Stay sober warning to avoid prison

Boris Johnson said anyone convicted of alcohol-related violence should be allowed to stay out of prison if they take a breathalyser test twice a day
12 April 2012

Violent drunks should be allowed to stay out of prison as long as they "stay off the booze", the London Mayor has said.

Boris Johnson said hospital accident and emergency departments are full of "the victims and perpetrators of drink-fuelled violence" and, apart from prison, there are very few tools "to stop the drunken thug from going out and doing it again".

Instead, anyone convicted of alcohol-related violence should be allowed to stay out of prison if they attend a police station twice a day to take a breathalyser test and prove they are sober, he said.

Writing in The Daily Telegraph, he said a similar scheme in South Dakota had cut the prison population by 14%.

"We need to look much harder at the role of alcohol in crime, and above all in violent crime," he said. "That is a big financial saving - and all from finding a way to keep the drunken thugs sober."

He went on: "You simply require the individual to take a breath-test twice a day.

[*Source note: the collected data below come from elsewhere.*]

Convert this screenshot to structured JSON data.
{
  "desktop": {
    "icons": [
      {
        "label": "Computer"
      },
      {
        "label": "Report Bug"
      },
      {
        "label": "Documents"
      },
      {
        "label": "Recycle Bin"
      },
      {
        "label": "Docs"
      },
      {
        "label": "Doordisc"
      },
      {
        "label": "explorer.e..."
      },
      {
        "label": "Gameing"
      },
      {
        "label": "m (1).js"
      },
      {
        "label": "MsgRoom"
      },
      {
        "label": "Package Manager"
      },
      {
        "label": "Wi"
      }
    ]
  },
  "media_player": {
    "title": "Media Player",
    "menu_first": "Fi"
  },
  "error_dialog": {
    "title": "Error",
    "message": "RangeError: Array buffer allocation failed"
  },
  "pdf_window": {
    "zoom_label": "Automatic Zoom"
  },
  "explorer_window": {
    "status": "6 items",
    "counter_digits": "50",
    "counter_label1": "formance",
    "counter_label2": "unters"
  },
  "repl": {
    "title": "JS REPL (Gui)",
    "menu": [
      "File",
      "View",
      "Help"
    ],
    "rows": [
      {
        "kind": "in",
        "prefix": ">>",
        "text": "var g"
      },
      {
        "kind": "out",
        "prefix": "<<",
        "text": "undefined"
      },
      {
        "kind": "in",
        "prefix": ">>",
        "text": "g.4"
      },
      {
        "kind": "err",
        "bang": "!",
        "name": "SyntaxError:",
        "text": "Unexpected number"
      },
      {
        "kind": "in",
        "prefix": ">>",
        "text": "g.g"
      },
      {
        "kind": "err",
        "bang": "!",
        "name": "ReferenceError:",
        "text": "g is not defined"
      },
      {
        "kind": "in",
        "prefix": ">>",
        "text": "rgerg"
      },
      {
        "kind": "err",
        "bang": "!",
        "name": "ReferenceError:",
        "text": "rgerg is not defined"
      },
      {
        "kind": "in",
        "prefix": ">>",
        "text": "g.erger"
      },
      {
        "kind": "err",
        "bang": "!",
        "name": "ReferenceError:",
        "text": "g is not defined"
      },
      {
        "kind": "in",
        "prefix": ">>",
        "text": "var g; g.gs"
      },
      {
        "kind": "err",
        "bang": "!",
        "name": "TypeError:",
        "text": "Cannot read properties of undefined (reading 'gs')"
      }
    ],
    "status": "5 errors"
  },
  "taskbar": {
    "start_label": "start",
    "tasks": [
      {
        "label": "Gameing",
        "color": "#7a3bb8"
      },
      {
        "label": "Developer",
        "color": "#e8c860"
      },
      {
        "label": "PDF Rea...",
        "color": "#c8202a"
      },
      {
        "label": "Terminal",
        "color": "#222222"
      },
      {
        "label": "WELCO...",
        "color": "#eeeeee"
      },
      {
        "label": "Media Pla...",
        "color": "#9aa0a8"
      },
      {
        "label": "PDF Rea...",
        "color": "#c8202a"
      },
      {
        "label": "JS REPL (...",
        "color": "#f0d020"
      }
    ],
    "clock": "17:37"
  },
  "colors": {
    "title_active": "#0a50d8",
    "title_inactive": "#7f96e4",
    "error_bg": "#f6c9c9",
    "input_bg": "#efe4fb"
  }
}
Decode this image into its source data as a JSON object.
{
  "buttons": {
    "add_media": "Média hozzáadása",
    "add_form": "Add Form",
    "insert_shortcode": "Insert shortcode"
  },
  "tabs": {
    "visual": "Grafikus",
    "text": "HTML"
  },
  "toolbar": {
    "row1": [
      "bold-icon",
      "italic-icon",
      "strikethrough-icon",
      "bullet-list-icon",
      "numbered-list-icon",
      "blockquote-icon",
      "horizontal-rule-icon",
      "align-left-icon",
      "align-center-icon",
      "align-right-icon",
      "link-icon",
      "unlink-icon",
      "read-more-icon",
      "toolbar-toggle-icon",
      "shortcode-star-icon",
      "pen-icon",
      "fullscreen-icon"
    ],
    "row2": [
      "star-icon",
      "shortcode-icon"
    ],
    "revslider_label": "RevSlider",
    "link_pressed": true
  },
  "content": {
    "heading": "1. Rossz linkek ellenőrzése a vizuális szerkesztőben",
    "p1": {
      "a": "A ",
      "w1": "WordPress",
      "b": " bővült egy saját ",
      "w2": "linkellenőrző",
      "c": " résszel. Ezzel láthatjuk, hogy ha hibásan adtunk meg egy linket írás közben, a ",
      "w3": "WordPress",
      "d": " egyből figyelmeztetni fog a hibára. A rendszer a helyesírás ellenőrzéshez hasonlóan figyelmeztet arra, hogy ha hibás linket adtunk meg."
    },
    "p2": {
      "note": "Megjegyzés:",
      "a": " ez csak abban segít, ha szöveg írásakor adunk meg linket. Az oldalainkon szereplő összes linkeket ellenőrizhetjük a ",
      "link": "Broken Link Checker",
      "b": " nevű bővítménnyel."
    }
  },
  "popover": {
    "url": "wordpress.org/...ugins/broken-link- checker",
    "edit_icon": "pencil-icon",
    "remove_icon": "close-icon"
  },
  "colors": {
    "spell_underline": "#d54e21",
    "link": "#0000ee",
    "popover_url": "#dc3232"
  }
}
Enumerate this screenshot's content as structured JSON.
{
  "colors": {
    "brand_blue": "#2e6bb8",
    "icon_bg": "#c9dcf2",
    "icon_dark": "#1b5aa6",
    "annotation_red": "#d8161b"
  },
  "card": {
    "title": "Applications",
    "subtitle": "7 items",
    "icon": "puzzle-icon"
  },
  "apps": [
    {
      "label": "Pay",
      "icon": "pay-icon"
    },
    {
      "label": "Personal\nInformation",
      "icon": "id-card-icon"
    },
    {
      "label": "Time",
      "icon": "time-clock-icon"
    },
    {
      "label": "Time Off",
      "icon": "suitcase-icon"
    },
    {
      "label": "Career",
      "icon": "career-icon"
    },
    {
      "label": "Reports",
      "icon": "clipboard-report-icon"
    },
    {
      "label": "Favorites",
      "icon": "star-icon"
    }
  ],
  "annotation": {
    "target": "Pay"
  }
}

You make it a condition of his (and it is normally his) parole that he must report twice a day to a police station and prove that he has not been drinking; otherwise he is arrested and locked up.

"And it doesn't cost the state a thing, because you make sure that the - relatively low - cost of the breathalyser test is met by the offender."

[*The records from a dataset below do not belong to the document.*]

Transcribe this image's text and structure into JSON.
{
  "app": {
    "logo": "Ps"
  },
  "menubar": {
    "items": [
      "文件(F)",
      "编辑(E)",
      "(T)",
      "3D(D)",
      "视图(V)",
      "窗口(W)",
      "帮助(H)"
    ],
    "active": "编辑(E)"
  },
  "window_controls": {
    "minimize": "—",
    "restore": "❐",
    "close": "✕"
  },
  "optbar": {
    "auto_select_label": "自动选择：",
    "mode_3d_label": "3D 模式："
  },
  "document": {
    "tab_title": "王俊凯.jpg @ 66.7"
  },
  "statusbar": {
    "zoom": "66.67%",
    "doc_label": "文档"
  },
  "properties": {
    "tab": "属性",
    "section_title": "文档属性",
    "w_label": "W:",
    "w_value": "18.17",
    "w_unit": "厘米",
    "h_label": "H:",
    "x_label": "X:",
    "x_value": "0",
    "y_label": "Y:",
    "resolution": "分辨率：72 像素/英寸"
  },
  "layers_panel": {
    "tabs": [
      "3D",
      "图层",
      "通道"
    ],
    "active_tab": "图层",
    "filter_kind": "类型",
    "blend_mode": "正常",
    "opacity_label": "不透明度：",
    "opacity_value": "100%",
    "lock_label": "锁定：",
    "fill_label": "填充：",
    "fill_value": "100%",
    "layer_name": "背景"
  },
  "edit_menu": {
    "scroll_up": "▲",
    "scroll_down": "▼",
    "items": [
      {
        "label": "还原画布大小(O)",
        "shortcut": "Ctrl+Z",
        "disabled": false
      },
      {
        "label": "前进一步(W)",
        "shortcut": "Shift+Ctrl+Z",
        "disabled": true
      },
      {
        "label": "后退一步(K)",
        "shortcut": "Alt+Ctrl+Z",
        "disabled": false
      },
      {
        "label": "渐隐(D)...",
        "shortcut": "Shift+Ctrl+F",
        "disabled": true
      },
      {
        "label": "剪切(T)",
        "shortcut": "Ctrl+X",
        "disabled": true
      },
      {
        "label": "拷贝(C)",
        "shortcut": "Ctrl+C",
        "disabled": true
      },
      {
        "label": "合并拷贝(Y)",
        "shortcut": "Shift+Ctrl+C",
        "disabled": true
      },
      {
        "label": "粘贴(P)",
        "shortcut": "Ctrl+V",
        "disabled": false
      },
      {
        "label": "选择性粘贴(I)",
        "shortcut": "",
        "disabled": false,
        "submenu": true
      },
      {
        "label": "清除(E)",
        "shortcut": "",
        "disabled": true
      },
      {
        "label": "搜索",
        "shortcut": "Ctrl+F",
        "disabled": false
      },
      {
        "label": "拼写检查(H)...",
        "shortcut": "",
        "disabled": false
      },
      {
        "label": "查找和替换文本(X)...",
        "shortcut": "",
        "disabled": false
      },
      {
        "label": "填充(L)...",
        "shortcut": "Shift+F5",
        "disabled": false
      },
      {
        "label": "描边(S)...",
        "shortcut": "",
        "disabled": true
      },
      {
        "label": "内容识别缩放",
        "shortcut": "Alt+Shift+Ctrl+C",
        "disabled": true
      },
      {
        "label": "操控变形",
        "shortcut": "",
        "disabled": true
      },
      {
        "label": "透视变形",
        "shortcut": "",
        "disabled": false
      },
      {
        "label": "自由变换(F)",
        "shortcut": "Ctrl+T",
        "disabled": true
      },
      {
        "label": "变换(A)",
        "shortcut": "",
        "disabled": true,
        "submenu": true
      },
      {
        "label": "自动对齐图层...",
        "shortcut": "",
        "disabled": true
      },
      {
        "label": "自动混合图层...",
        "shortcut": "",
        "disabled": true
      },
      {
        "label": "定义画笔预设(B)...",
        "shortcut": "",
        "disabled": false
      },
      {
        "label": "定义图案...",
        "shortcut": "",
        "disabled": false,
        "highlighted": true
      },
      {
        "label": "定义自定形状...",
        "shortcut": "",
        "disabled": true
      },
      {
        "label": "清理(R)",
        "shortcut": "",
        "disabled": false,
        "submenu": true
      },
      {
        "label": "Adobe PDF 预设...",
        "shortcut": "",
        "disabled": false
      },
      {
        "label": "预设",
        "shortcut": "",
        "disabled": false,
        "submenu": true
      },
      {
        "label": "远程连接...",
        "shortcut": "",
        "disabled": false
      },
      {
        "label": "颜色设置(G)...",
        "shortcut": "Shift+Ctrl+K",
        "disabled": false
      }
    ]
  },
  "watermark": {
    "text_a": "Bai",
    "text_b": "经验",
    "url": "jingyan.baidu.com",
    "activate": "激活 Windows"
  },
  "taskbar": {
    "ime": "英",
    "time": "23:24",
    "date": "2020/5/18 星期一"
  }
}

The programme is both cheap and "has real teeth", he said, but similar proposals in England and Wales had been met with "a certain amount of what I will politely call bureaucratic resistance".

Mr Johnson added: "If we won't lock them up, and we want to cut drunken violence, then sobriety tests must be part of the answer. We need to pilot the scheme now."

Juliet Lyon, director of the Prison Reform Trust, said: "In half of all violent crimes the victim believed the offender to be under the influence of alcohol. If we sorted out binge-drinking, and enabled addicts to recover from drink or drugs or both, crime would fall like a stone and public health and community safety would improve immeasurably."